50g Cooks’ Ingredients Red Thai Curry Paste
1 tsp light soy sauce, plus 1 tsp to serve
180g pack Waitrose Raw Extra Large King Prawns, drained and patted dry
50g Coyo Natural Coconut Milk Yogurt Alternative
1 lime, ½ juiced, ½ in wedges
1 ruby gem lettuce, torn (or use romaine)
28g pack coriander, stalks finely chopped, leaves torn
2 tsp vegetable oil
1 small red onion, thinly sliced into rings
1. Stir together the curry paste, soy and prawns and leave to marinate for 10 minutes.
2. Meanwhile, make the dressing for the salad. In a large bowl, stir the yogurt and lime juice together and season. Put the salad leaves and most of the coriander on top, then set aside.

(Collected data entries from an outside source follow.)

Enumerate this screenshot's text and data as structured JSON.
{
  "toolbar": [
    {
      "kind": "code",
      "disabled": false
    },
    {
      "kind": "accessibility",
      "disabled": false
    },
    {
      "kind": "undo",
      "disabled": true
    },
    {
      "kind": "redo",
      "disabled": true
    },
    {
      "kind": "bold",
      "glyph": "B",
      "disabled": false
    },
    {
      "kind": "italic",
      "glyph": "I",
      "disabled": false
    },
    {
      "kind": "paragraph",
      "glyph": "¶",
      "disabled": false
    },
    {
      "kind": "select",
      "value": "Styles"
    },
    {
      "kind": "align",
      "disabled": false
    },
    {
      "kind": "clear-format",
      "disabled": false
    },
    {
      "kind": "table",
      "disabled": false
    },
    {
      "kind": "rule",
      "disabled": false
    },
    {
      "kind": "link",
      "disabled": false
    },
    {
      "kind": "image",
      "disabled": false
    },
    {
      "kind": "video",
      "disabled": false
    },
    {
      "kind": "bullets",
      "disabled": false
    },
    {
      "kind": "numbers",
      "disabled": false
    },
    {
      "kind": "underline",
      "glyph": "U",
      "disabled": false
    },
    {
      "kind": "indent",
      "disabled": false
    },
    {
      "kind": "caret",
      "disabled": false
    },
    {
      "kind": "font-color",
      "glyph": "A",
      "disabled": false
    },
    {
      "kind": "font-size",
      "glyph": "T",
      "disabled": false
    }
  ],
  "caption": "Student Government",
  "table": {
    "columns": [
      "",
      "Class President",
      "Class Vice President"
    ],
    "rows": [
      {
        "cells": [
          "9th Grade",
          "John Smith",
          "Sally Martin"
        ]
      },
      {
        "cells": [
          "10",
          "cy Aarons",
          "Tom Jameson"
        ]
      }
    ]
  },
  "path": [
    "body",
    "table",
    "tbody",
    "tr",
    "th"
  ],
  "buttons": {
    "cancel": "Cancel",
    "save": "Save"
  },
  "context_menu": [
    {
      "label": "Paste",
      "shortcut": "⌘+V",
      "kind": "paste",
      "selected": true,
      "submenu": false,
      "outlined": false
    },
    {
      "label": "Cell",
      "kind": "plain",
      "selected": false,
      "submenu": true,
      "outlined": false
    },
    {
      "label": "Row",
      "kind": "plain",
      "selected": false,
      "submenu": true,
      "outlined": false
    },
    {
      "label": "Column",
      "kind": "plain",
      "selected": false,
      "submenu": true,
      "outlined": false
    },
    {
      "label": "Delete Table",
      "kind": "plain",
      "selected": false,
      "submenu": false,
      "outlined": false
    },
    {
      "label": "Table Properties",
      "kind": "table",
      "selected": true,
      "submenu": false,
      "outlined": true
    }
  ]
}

3. Heat the oil in a frying pan and cook the prawns over a high heat for 3-5 minutes until cooked through and golden. Toss the salad with the dressing and mound onto plates. Top with the prawns, red onion, remaining coriander and lime wedges. Serve with extra soy sauce, if you like.
Cook’s tip For a speedy side, try serving this light salad with a few spoonfuls of Waitrose Asian Thai Sticky Rice.